Use x-ray imaging to guide the catheter and guide wires through the anatomic structure. For 4D MRI, use a 1.5 Tesla scanner and ensure that the acquisition protocol consists of a non-contrast enhanced MRA in the 4D flow sequence. Acquire an isotropic dataset with 25 phases in a slice thickness of 1.2 millimeters.
Set the velocity encoding at 100 centimeters per second. Perform the 4D flow image analysis with a commercially available software. First, import the 4D MRI dataset by selecting it from the flash drive, then perform semi-automated offset correction and correction of aliasing to improve image quality.
The center line of the vessel will be automatically traced, and the software extracts the 3D volume. Finally, perform quantitative analysis of flow parameters by clicking on the individual tabs in the analysis window. Flow visualization, path line visualization, and flow vector can be visualized without further input.
For quantification of pressure and wall shear stress in the representative tab, place two planes by clicking on the Add Plane button. Move the planes to the ROI by dragging them along the center line so that one plane is placed at the beginning of the ROI and one at the end. The pressure drop across the ROI and wall shear stress will be visualized and quantified in the diagram next to the 3D model.
The presented 3D printed models offer a wide range of possibilities in CT imaging. The printed material can be easily distinguished from the surrounding agar and possible metallic implants.
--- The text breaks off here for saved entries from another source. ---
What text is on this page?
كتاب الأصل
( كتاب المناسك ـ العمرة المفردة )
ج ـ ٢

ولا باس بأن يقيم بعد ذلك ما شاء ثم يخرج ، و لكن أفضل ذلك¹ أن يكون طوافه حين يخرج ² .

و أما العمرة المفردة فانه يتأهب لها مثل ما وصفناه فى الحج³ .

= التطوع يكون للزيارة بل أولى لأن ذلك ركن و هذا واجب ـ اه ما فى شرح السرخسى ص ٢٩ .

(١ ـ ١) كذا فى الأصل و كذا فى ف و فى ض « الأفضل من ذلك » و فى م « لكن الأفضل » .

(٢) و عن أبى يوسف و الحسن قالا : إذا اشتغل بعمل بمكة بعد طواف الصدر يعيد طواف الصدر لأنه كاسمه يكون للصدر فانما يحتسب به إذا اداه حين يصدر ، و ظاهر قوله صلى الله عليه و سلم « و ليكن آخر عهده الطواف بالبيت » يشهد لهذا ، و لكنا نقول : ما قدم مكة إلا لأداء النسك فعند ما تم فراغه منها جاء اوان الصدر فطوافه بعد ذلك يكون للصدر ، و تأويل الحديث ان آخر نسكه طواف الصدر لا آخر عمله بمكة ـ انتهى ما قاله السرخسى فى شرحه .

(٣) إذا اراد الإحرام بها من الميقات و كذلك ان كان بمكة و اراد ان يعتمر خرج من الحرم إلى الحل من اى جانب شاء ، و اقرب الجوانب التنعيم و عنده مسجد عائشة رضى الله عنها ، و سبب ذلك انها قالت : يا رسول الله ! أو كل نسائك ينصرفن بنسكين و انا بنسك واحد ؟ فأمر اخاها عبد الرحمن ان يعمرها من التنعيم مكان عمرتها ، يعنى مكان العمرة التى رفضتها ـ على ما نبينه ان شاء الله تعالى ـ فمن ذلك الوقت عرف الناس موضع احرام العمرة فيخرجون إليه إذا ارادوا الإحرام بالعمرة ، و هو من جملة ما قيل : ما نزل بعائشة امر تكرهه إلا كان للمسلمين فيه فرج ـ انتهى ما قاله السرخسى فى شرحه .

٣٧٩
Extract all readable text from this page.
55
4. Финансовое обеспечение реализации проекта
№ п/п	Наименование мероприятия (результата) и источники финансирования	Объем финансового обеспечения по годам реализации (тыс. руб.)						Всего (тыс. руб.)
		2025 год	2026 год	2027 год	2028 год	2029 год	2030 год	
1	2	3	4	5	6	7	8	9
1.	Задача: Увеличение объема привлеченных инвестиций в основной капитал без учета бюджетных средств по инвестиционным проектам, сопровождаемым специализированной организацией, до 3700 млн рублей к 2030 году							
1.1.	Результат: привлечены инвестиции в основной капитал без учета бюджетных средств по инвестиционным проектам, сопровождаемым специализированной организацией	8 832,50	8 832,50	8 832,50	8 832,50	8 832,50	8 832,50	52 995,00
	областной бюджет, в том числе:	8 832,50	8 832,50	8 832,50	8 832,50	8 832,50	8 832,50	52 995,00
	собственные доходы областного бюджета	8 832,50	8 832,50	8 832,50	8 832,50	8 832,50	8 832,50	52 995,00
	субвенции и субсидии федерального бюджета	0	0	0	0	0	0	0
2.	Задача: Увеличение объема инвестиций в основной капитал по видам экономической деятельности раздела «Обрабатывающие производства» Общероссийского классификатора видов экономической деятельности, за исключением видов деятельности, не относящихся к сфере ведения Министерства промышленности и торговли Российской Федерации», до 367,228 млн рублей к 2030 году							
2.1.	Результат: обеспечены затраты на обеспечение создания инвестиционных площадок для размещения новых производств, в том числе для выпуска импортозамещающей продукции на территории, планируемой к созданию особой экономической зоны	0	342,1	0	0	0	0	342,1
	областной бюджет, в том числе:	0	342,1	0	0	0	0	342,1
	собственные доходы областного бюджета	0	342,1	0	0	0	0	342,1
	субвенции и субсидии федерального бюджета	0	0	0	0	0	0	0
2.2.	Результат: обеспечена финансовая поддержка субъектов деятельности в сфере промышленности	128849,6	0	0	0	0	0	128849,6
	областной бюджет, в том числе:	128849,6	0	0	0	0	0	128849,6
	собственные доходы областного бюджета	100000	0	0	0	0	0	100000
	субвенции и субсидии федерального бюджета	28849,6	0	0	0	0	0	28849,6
Therefore, the use of a contrast agent is normally not required, except for generating dynamic imaging sequences.
When using ultrasonic imaging, it is possible to distinguish between the model's wall, the surrounding agar, and thin dynamic objects like heart valve leaflets. The agar layer on top of the model provides realistic haptic feedback during the scanning process. Flow analysis within the flow loop offers a wide range of possible applications and pre-interventional imaging.
4D MRI sequence enables visualization of fluid flow, turbulences, and wall shear stress within the 3D printed model, making it possible to analyze flow patterns following artificial heart valves. This workflow can be transferred to different interventional medical procedures for training or planning purposes. The technique allows for a closer in vitro examination of the flow behavior in large cardiovascular vessels and offers great potential for individualized therapy planning.